On February 28, the district court granted in part and denied in part my request for discovery, and ordered the production of the contract attorneys' timesheets and resumes; this generated some not-quite-accurate press coverage from reporters who didn't read the order. Contrary to what the ABA Journal and NALFA said, the plaintiffs' attorneys were allowed to hide what they paid the contract attorneys, what the contracts with the vendors said, and were able to shield everyone—including expert witnesses, contract attorneys, and witnesses submitting declarations—from deposition. [Reuters; Law360]
The discovery was telling. Only two of the contract attorneys were doing substantive work; most of the others had no relevant legal experience, and were billed the same for their time since graduation whether their "experience" involved being unemployed for years because of failure to pass the bar or work at securities litigation forms. (One, being billed at $425/hour, was clearly supervising the so-called experienced "$550/hour" contract attorneys.") The overwhelming majority of contract-attorney time was billed without any contemporaneous description of work: the attorneys hand-wrote the daily hours on the job, and nothing else. The ones who did write descriptions were doing such menial tasks as coding and deposition summaries, and inefficiently at that—one attorney billed 239 hours and over $90,000 to summarize a one-day deposition transcript of under 400 pages. And an extraordinary 30% of the contract-attorneys' lodestar was billed after the case settled—about twenty attorneys didn't even start work on the case until after settlement, and that work didn't change the value of the settlement one iota.
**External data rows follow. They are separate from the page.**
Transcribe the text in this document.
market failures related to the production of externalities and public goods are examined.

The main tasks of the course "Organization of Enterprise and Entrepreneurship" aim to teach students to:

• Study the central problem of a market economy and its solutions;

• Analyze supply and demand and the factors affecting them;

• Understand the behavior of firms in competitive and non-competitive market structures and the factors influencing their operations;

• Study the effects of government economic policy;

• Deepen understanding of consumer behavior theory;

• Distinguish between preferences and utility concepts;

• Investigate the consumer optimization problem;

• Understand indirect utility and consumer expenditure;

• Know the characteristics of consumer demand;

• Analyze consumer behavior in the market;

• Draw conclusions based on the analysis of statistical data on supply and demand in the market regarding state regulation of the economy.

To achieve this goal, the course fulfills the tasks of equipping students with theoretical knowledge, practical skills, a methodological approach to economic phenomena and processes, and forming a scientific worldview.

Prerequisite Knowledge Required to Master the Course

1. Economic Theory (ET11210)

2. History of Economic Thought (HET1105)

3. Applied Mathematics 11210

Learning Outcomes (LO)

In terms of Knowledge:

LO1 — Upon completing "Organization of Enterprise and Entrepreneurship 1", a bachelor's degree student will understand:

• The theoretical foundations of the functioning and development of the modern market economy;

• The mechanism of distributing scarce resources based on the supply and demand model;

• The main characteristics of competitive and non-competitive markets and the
I filed a supplemental objection on March 15. We've also moved to strike the expert reports that assert a 16.5% fee is commonplace for a settlement of this size. The actual figure is substantially smaller than that.
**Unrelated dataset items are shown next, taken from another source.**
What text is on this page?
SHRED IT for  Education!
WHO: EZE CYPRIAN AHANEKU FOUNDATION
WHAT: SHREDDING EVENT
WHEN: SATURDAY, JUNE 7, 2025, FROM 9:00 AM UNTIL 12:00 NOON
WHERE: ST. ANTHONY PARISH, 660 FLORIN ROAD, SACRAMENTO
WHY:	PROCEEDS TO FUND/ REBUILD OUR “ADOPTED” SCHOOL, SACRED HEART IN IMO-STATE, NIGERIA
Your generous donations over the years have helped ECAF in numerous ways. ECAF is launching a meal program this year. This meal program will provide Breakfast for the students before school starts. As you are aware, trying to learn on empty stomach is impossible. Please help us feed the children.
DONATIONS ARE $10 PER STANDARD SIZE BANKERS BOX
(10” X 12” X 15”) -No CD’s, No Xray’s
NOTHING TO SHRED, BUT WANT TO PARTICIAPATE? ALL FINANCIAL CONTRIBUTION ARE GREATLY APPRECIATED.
Meanwhile, on March 15, the Association of Corporate Counsel submitted an amicus letter brief, noting that the vast majority of corporate counsel pay cost for contract attorneys, and do not tolerate $550/hour markup rates for such low-level work in this legal economy.
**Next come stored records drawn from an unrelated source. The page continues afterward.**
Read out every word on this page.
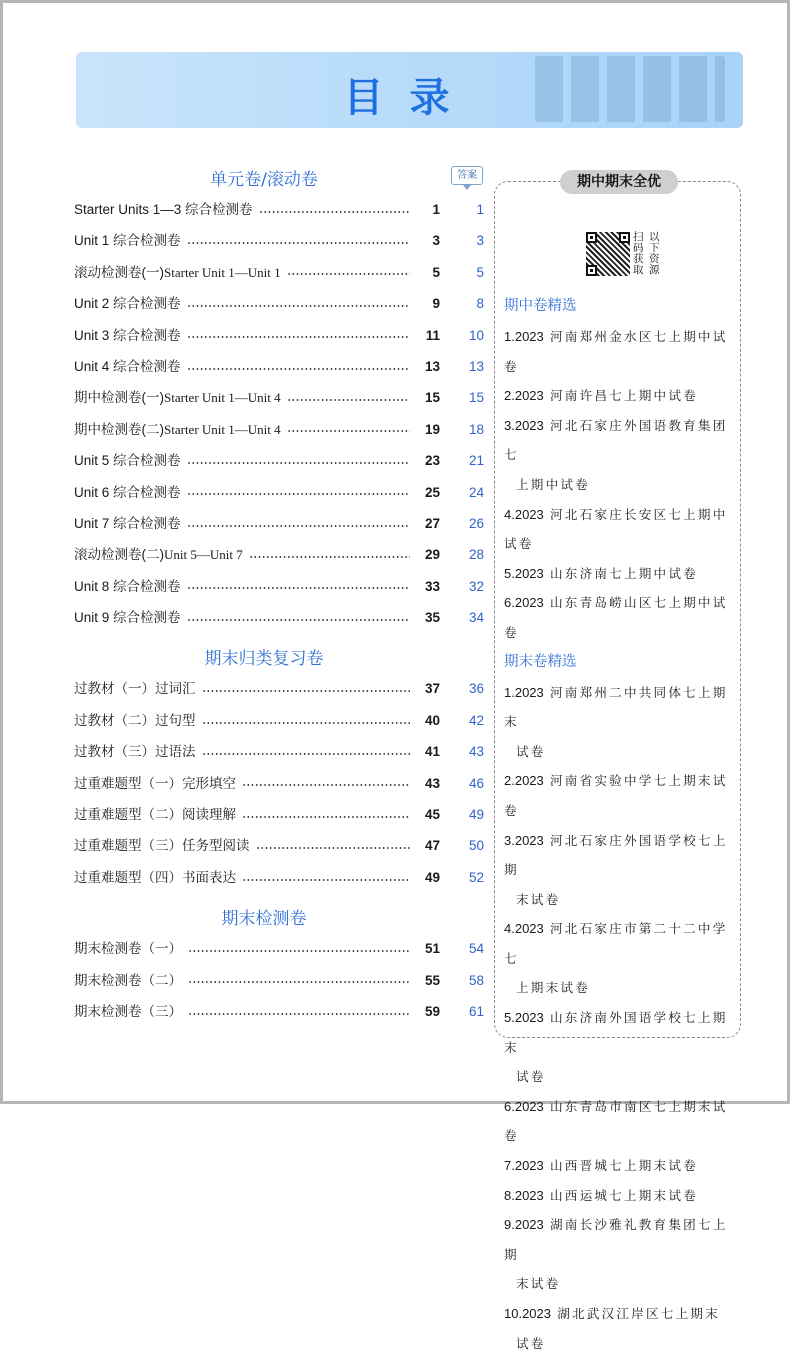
目录
答案
单元卷/滚动卷
Starter Units 1—3 综合检测卷	1	1
Unit 1 综合检测卷	3	3
滚动检测卷(一)Starter Unit 1—Unit 1	5	5
Unit 2 综合检测卷	9	8
Unit 3 综合检测卷	11	10
Unit 4 综合检测卷	13	13
期中检测卷(一)Starter Unit 1—Unit 4	15	15
期中检测卷(二)Starter Unit 1—Unit 4	19	18
Unit 5 综合检测卷	23	21
Unit 6 综合检测卷	25	24
Unit 7 综合检测卷	27	26
滚动检测卷(二)Unit 5—Unit 7	29	28
Unit 8 综合检测卷	33	32
Unit 9 综合检测卷	35	34
期末归类复习卷
过教材（一）过词汇	37	36
过教材（二）过句型	40	42
过教材（三）过语法	41	43
过重难题型（一）完形填空	43	46
过重难题型（二）阅读理解	45	49
过重难题型（三）任务型阅读	47	50
过重难题型（四）书面表达	49	52
期末检测卷
期末检测卷（一）	51	54
期末检测卷（二）	55	58
期末检测卷（三）	59	61
期中期末全优
扫 以
码 下
获 资
取 源
期中卷精选
1.2023 河南郑州金水区七上期中试卷
2.2023 河南许昌七上期中试卷
3.2023 河北石家庄外国语教育集团七
上期中试卷
4.2023 河北石家庄长安区七上期中试卷
5.2023 山东济南七上期中试卷
6.2023 山东青岛崂山区七上期中试卷
期末卷精选
1.2023 河南郑州二中共同体七上期末
试卷
2.2023 河南省实验中学七上期末试卷
3.2023 河北石家庄外国语学校七上期
末试卷
4.2023 河北石家庄市第二十二中学七
上期末试卷
5.2023 山东济南外国语学校七上期末
试卷
6.2023 山东青岛市南区七上期末试卷
7.2023 山西晋城七上期末试卷
8.2023 山西运城七上期末试卷
9.2023 湖南长沙雅礼教育集团七上期
末试卷
10.2023 湖北武汉江岸区七上期末
试卷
Coverage: Fisher @ Forbes; Reuters; ACEDS; Toothman (whom I hired as an expert witness after that blog post); Law360 ($); Law360 ($). In that last story, note how Joanne Doroshow dishonestly misrepresents the question in dispute rather than fairly addresses the actual argument that I make: that lodestar reflects prevailing market rates, and the prevailing market rate for contract attorneys is not $550/hour, much less greater than $1000/hour after a multiplier.